Tony Chatman has spent more than two decades studying why people resist change, and right now there is no more urgent place to apply that work than the AI revolution sweeping through organizations across Latin America.
Chatman is a keynote speaker, organizational consultant and leadership advisor whose clients include Fortune 500 companies, federal agencies and major hospital systems. For more than two decades, his work has centered on a single, persistent problem: the human resistance that derails even the most well-resourced initiatives.
“It is not the technology that stops organizations,” he says. “It is the people who are supposed to use it.”
That expertise recently brought him to the IA2Latam executive forum in Panama, an event focused on how artificial intelligence is transforming organizations across the region.

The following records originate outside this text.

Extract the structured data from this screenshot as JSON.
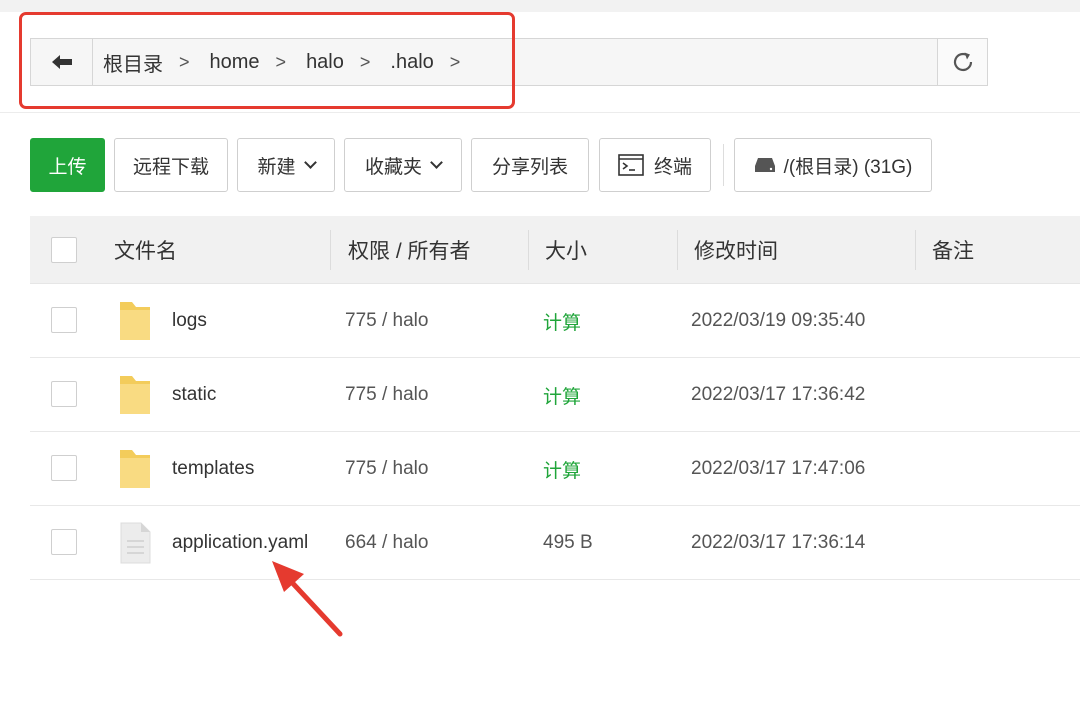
{
  "breadcrumb": {
    "items": [
      "根目录",
      "home",
      "halo",
      ".halo"
    ],
    "separator": ">"
  },
  "toolbar": {
    "upload": "上传",
    "remote_download": "远程下载",
    "new": "新建",
    "favorites": "收藏夹",
    "share_list": "分享列表",
    "terminal": "终端",
    "disk": "/(根目录) (31G)"
  },
  "table": {
    "headers": {
      "name": "文件名",
      "perm": "权限 / 所有者",
      "size": "大小",
      "mtime": "修改时间",
      "note": "备注"
    },
    "rows": [
      {
        "name": "logs",
        "perm": "775 / halo",
        "size": "计算",
        "mtime": "2022/03/19 09:35:40",
        "type": "folder"
      },
      {
        "name": "static",
        "perm": "775 / halo",
        "size": "计算",
        "mtime": "2022/03/17 17:36:42",
        "type": "folder"
      },
      {
        "name": "templates",
        "perm": "775 / halo",
        "size": "计算",
        "mtime": "2022/03/17 17:47:06",
        "type": "folder"
      },
      {
        "name": "application.yaml",
        "perm": "664 / halo",
        "size": "495 B",
        "mtime": "2022/03/17 17:36:14",
        "type": "file"
      }
    ]
  },
  "colors": {
    "accent_green": "#20a53a",
    "annotation_red": "#e53a2f",
    "folder_yellow": "#f7d774"
  }
}
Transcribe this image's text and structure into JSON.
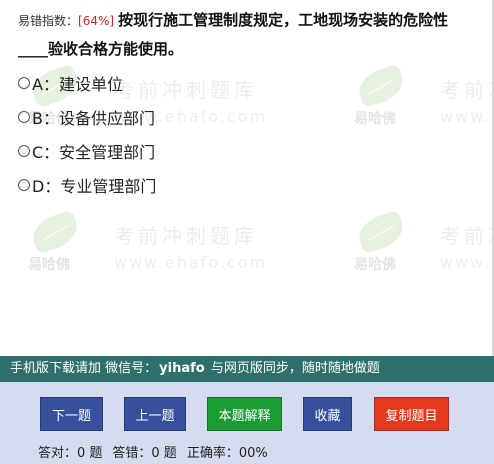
{
  "question": {
    "difficulty_label": "易错指数：",
    "difficulty_value": "[64%]",
    "text_line1": "按现行施工管理制度规定，工地现场安装的危险性",
    "text_line2": "____验收合格方能使用。"
  },
  "options": [
    {
      "label": "A：建设单位"
    },
    {
      "label": "B：设备供应部门"
    },
    {
      "label": "C：安全管理部门"
    },
    {
      "label": "D：专业管理部门"
    }
  ],
  "watermark": {
    "logo_text": "易哈佛",
    "title": "考前冲刺题库",
    "url": "www.ehafo.com"
  },
  "banner": {
    "prefix": "手机版下载请加 微信号：",
    "wechat_id": "yihafo",
    "suffix": "与网页版同步，随时随地做题"
  },
  "buttons": {
    "next": "下一题",
    "prev": "上一题",
    "explain": "本题解释",
    "favorite": "收藏",
    "copy": "复制题目"
  },
  "stats": {
    "correct": "答对：0 题",
    "wrong": "答错：0 题",
    "accuracy": "正确率：00%"
  },
  "colors": {
    "banner_bg": "#2f6f6c",
    "footer_bg": "#d6dcef",
    "btn_blue": "#35519b",
    "btn_green": "#1a9b34",
    "btn_red": "#e33a1f",
    "difficulty": "#c62828"
  }
}
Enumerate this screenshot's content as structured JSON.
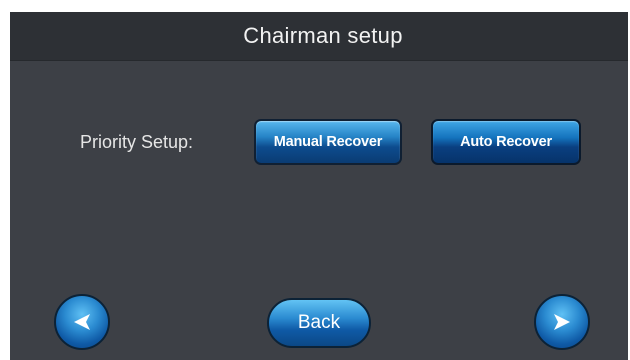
{
  "header": {
    "title": "Chairman setup"
  },
  "priority": {
    "label": "Priority Setup:",
    "manual_label": "Manual Recover",
    "auto_label": "Auto Recover"
  },
  "footer": {
    "back_label": "Back",
    "prev_icon": "arrow-left-icon",
    "next_icon": "arrow-right-icon"
  },
  "colors": {
    "background": "#3d4046",
    "title_bar": "#2d3035",
    "button_blue": "#1473bd"
  }
}
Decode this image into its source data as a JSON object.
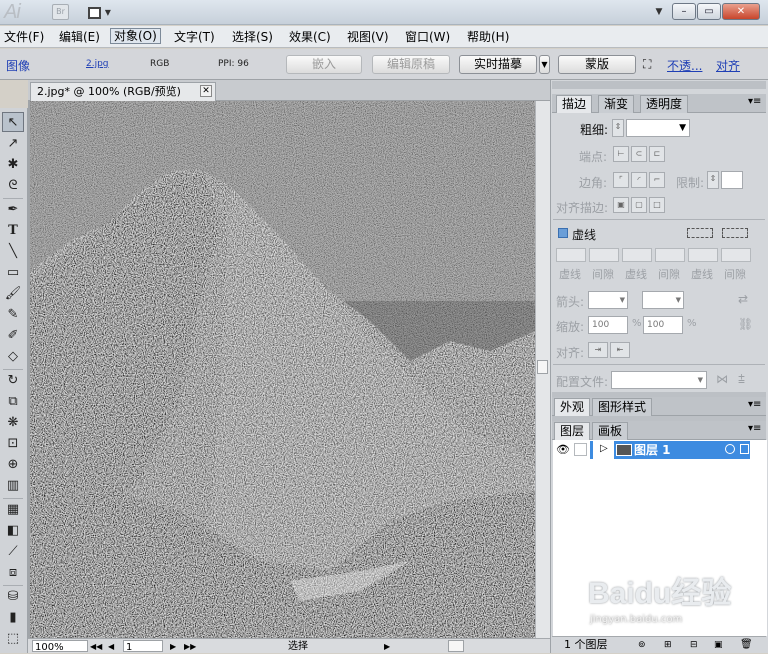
{
  "titlebar": {
    "app_logo": "Ai",
    "bridge_label": "Br",
    "window_controls": [
      "–",
      "▭",
      "✕"
    ]
  },
  "menubar": {
    "items": [
      {
        "label": "文件(F)"
      },
      {
        "label": "编辑(E)"
      },
      {
        "label": "对象(O)"
      },
      {
        "label": "文字(T)"
      },
      {
        "label": "选择(S)"
      },
      {
        "label": "效果(C)"
      },
      {
        "label": "视图(V)"
      },
      {
        "label": "窗口(W)"
      },
      {
        "label": "帮助(H)"
      }
    ]
  },
  "controlbar": {
    "object_type": "图像",
    "filename": "2.jpg",
    "color_mode": "RGB",
    "ppi": "PPI: 96",
    "embed_label": "嵌入",
    "edit_original_label": "编辑原稿",
    "live_trace_label": "实时描摹",
    "mask_label": "蒙版",
    "opacity_label": "不透...",
    "align_label": "对齐"
  },
  "document": {
    "tab_title": "2.jpg* @ 100% (RGB/预览)",
    "close_glyph": "✕"
  },
  "statusbar": {
    "zoom": "100%",
    "page": "1",
    "mode": "选择"
  },
  "panels": {
    "stroke_tabs": [
      "描边",
      "渐变",
      "透明度"
    ],
    "weight_label": "粗细:",
    "cap_label": "端点:",
    "corner_label": "边角:",
    "limit_label": "限制:",
    "align_stroke_label": "对齐描边:",
    "dashed_label": "虚线",
    "dash_labels": [
      "虚线",
      "间隙",
      "虚线",
      "间隙",
      "虚线",
      "间隙"
    ],
    "arrow_label": "箭头:",
    "scale_label": "缩放:",
    "scale_values": [
      "100",
      "100"
    ],
    "percent": "%",
    "align_label": "对齐:",
    "profile_label": "配置文件:",
    "appearance_tabs": [
      "外观",
      "图形样式"
    ],
    "layer_tabs": [
      "图层",
      "画板"
    ],
    "layer_name": "图层 1",
    "layer_count": "1 个图层"
  },
  "watermark": {
    "brand": "Baidu经验",
    "url": "jingyan.baidu.com"
  },
  "colors": {
    "layer_selected": "#3d8be0",
    "link": "#1f3fb5",
    "close_button": "#c8452b"
  }
}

The response from that audience led directly to a second invitation: a keynote at the Bench Club HR Summit in Panama City on June 10, a gathering of HR executives and senior leaders exploring the implications of AI for the future of work.
Organizers sought him out not for his knowledge of the technology but for what he understands about the people who are supposed to use it.
The problem hiding inside every AI rollout
Most organizations approaching AI implementation are focused on the right things. What they are less prepared for is the human response waiting on the other side of their plan.
“The narratives on AI are so extreme right now that it is hard to get a workforce to really embrace it,” Chatman says. “You have prominent voices saying AI will replace all white collar jobs within 18 months. If I have a white collar job, why would I embrace AI at work? Because what I am hearing is that I am training my replacement.”
He is not suggesting those fears are irrational. He is suggesting they are predictable, and that predictability is the key to everything.
Chatman points to a striking data point: AI is currently being adopted faster than any technology in human history, surpassing the adoption rates of the internet, the personal computer and the cell phone. And yet, despite that velocity, he says 85% of employees who use AI are using it solely as a search replacement or for basic summaries, not in any way that meaningfully transforms how they work.
“That is resistance,” Chatman says. “It does not look like defiance. It looks like minimal engagement. It looks like people doing the most comfortable version of a new thing.”
The deeper fears driving that minimalism cluster around three themes. The first is the fear of looking incompetent. Workers who have spent years building expertise in their field are suddenly being asked to become beginners again, and in front of their colleagues.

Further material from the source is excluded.